Input tensor shape: torch.Size([1, 3, 3, 3])
Output tensor shape: torch.Size([1, 3, 1, 1])
Output feature maps:
 tensor([[[[11.]],

         [[ 1.]],

         [[26.]]]], grad_fn=<ConvolutionBackward0>)


torch.nn.functional.conv2d
Key points:
- Input tensor: Needs to be of shape (batch_size, in_channels, height, width).
- Kernel: Needs to be of shape (out_channels, in_channels, kernel_height, kernel_width).
- Output: The result of the convolution is an output tensor of reduced size, depending on the kernel size and stride.

In [19]:
# nn.functional sample

import torch.nn.functional as F

# Define the input tensor (batch_size, channels, height, width)
input_tensor = torch.randn(1, 1, 5, 5)  # Example: batch_size=1, 1 channel, 5x5 image

# Define the kernel (filter)
kernel = torch.randn(1, 1, 3, 3)  # 1 output channel, 1 input channel, 3x3 kernel

# Perform the convolution (with no padding or stride by default)
output_tensor = F.conv2d(input_tensor, kernel, stride=1, padding=0)

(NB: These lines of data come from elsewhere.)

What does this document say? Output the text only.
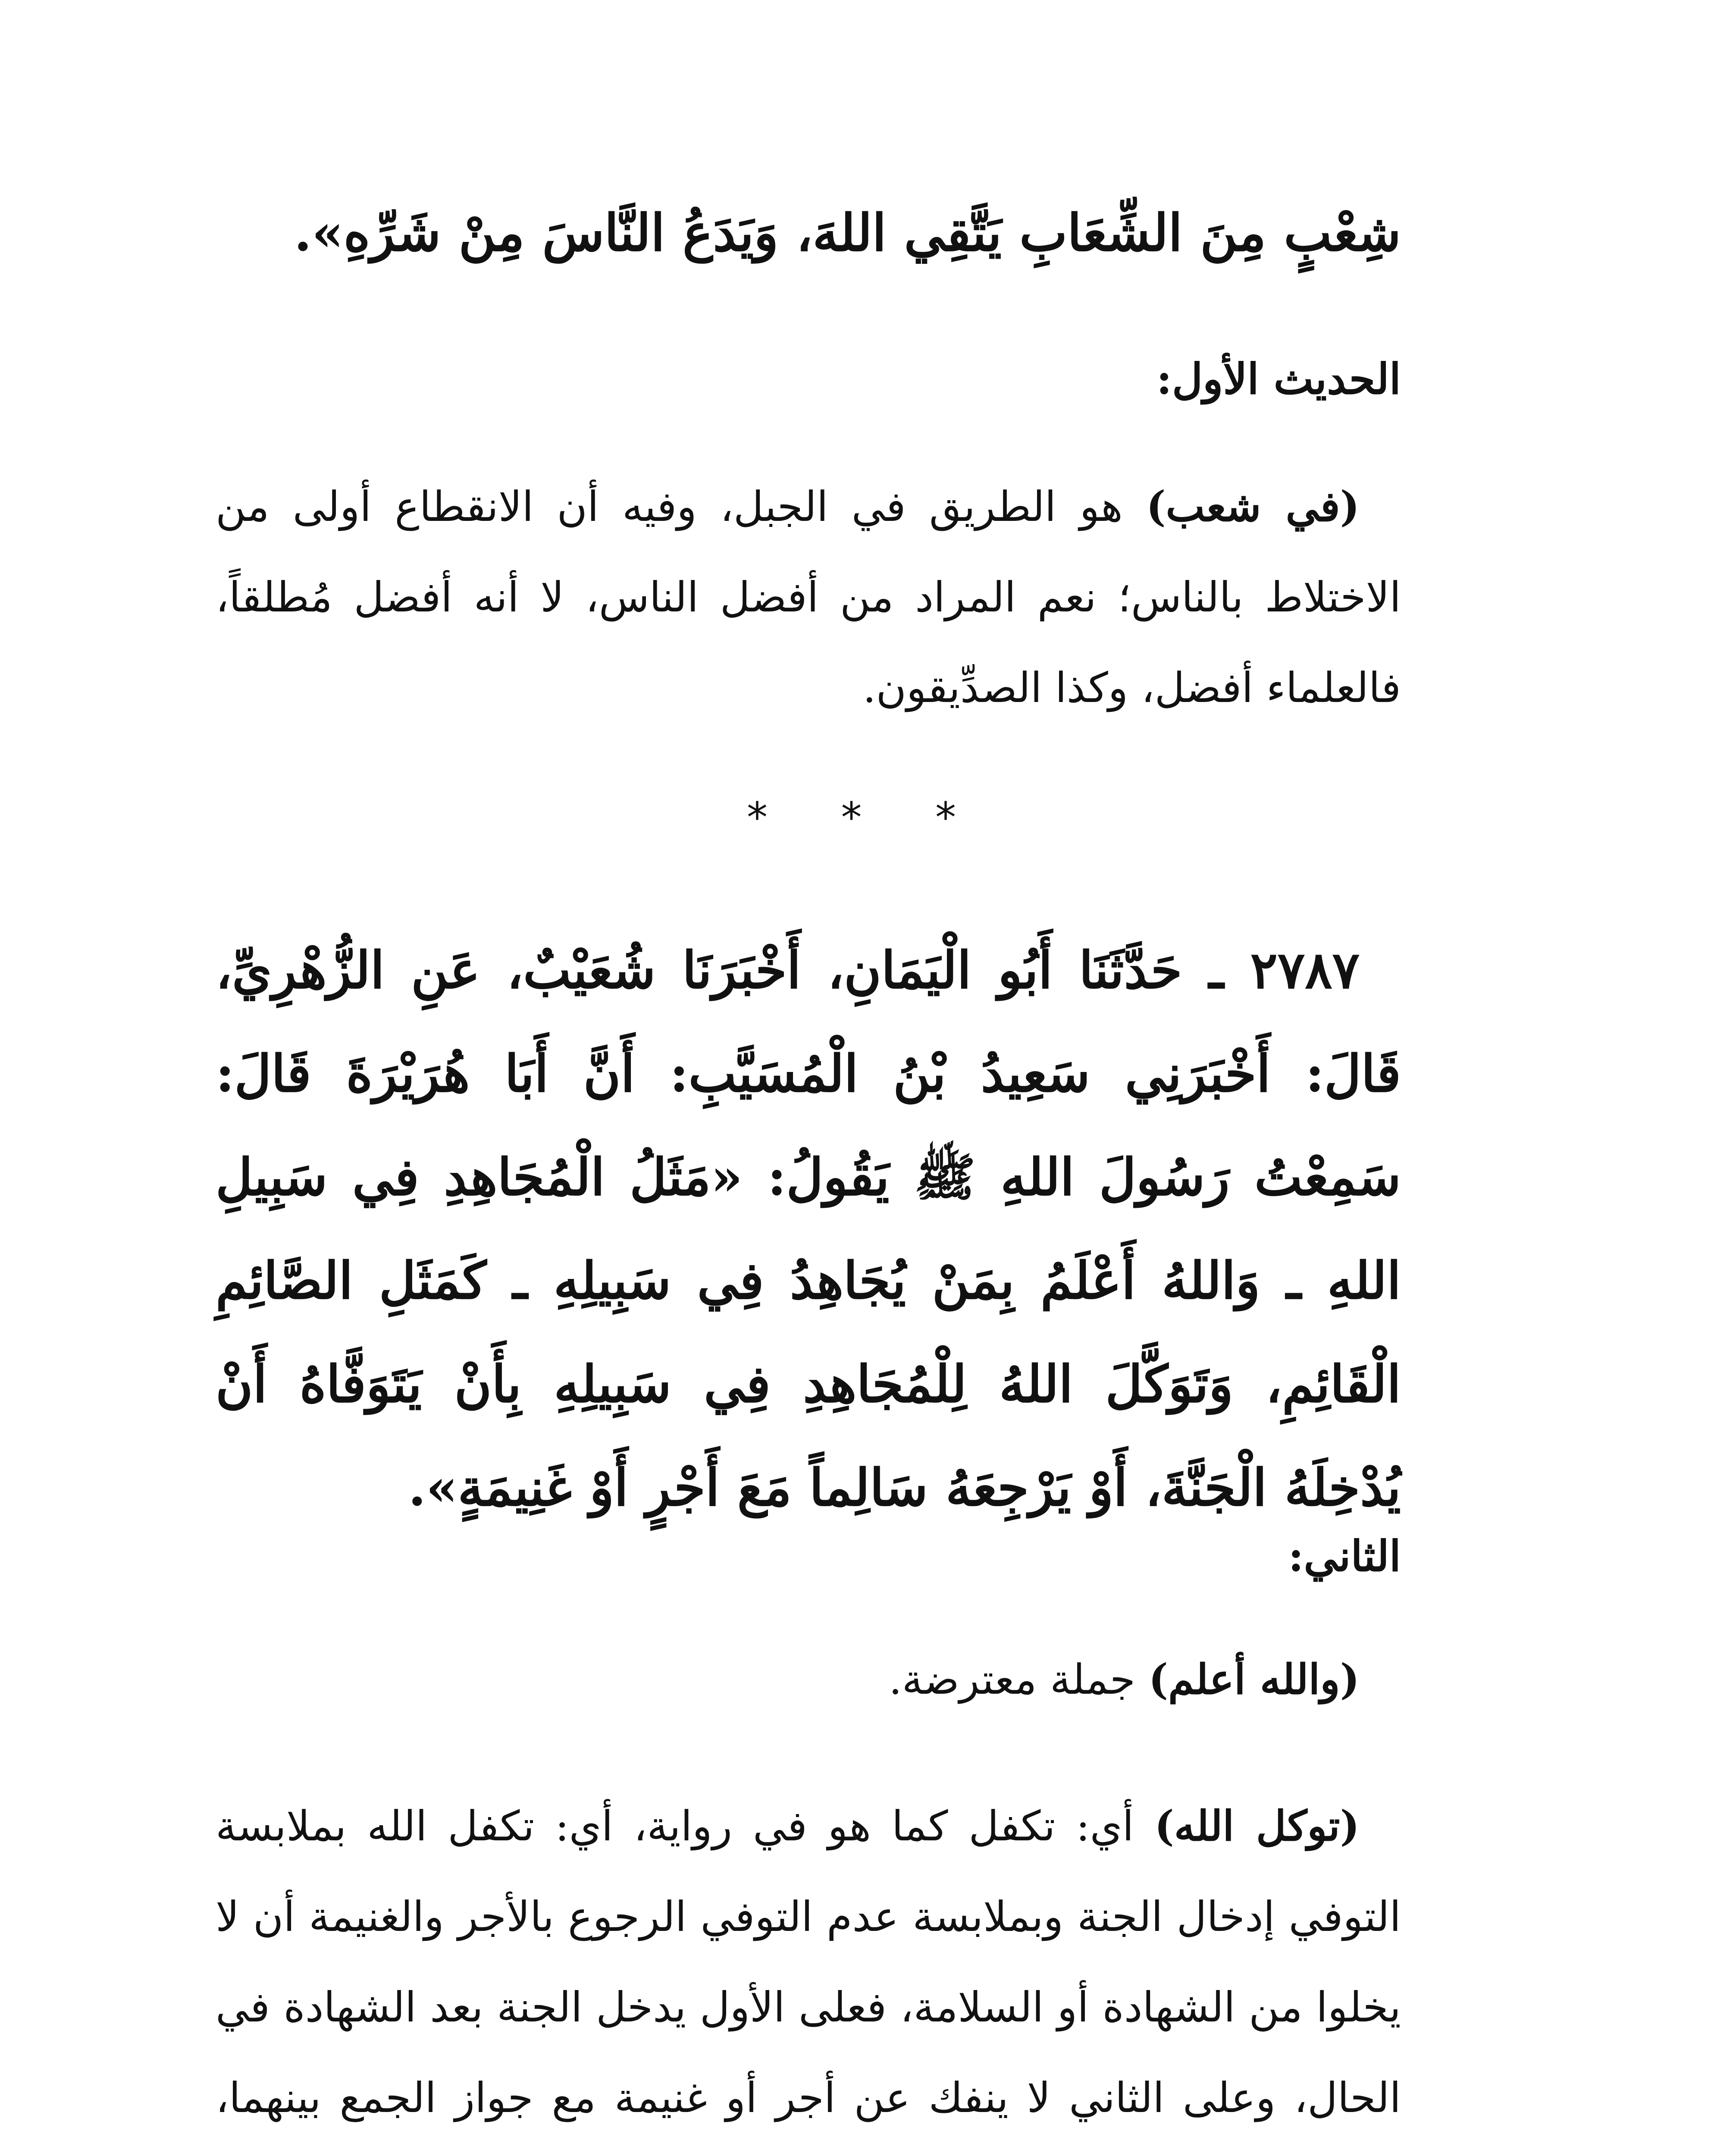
شِعْبٍ مِنَ الشِّعَابِ يَتَّقِي اللهَ، وَيَدَعُ النَّاسَ مِنْ شَرِّهِ».
الحديث الأول:
(في شعب) هو الطريق في الجبل، وفيه أن الانقطاع أولى من الاختلاط بالناس؛ نعم المراد من أفضل الناس، لا أنه أفضل مُطلقاً، فالعلماء أفضل، وكذا الصدِّيقون.
* * *
٢٧٨٧ ـ حَدَّثَنَا أَبُو الْيَمَانِ، أَخْبَرَنَا شُعَيْبٌ، عَنِ الزُّهْرِيِّ، قَالَ: أَخْبَرَنِي سَعِيدُ بْنُ الْمُسَيَّبِ: أَنَّ أَبَا هُرَيْرَةَ قَالَ: سَمِعْتُ رَسُولَ اللهِ ﷺ يَقُولُ: «مَثَلُ الْمُجَاهِدِ فِي سَبِيلِ اللهِ ـ وَاللهُ أَعْلَمُ بِمَنْ يُجَاهِدُ فِي سَبِيلِهِ ـ كَمَثَلِ الصَّائِمِ الْقَائِمِ، وَتَوَكَّلَ اللهُ لِلْمُجَاهِدِ فِي سَبِيلِهِ بِأَنْ يَتَوَفَّاهُ أَنْ يُدْخِلَهُ الْجَنَّةَ، أَوْ يَرْجِعَهُ سَالِماً مَعَ أَجْرٍ أَوْ غَنِيمَةٍ».
الثاني:
(والله أعلم) جملة معترضة.
(توكل الله) أي: تكفل كما هو في رواية، أي: تكفل الله بملابسة التوفي إدخال الجنة وبملابسة عدم التوفي الرجوع بالأجر والغنيمة أن لا يخلوا من الشهادة أو السلامة، فعلى الأول يدخل الجنة بعد الشهادة في الحال، وعلى الثاني لا ينفك عن أجر أو غنيمة مع جواز الجمع بينهما،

print(output_tensor.shape)


torch.Size([1, 1, 3, 3])


In NumPy, you can perform convolution using the numpy.convolve() function for 1D arrays, or numpy's scipy.signal.convolve() for higher-dimensional arrays (e.g., 2D or 3D).

In [20]:
import numpy as np

# Define two 1D arrays
a = np.array([1, 2, 3])
b = np.array([0, 1, 0.5])

# Perform convolution
result = np.convolve(a, b, mode='full')

print(result)


[0.  1.  2.5 4.  1.5]


Parameters of numpy.convolve():
- a: First input array.
- b: Second input array (the kernel).
- mode:
  - 'full' (default): Returns the full convolution result.
  - 'valid': Returns only elements where the arrays fully overlap.
  - 'same': Returns the output of the same size as a.

In [22]:
from scipy import signal
import numpy as np

# Define a 2D array (input image)
a = np.array([[1, 2, 3],
              [4, 5, 6],
              [7, 8, 9]])

# Define a 2D kernel
kernel = np.array([[0, 1, 0],
                   [1, -4, 1],
                   [0, 1, 0]])

# Perform 2D convolution
result = signal.convolve(a, kernel, mode='same')

print(result)


[[  2   1  -4]
 [ -3   0  -7]
 [-16 -11 -22]]


Step-by-Step Process:
1. Padding the Input Array:

Since we're using mode='same', the output array will have the same size as the input array (3x3). To achieve this, we need to pad the input array so that the kernel can be applied to every element in the original array without going out of bounds.
The kernel is 3x3, so we pad the input array with a 1-pixel border of zeros. The padding is necessary because the kernel will partially overlap the edges of the input.

The padded input array looks like this:

In [None]:
[[0, 0, 0, 0, 0],
 [0, 1, 2, 3, 0],
 [0, 4, 5, 6, 0],
 [0, 7, 8, 9, 0],
 [0, 0, 0, 0, 0]]

2. Sliding the Kernel:

Now, we slide the kernel over the padded input array. For each position of the kernel, we take the region of the input that overlaps with the kernel, multiply each corresponding element of the kernel and the input, and sum the results.
The result of each position is stored in the corresponding location in the output array.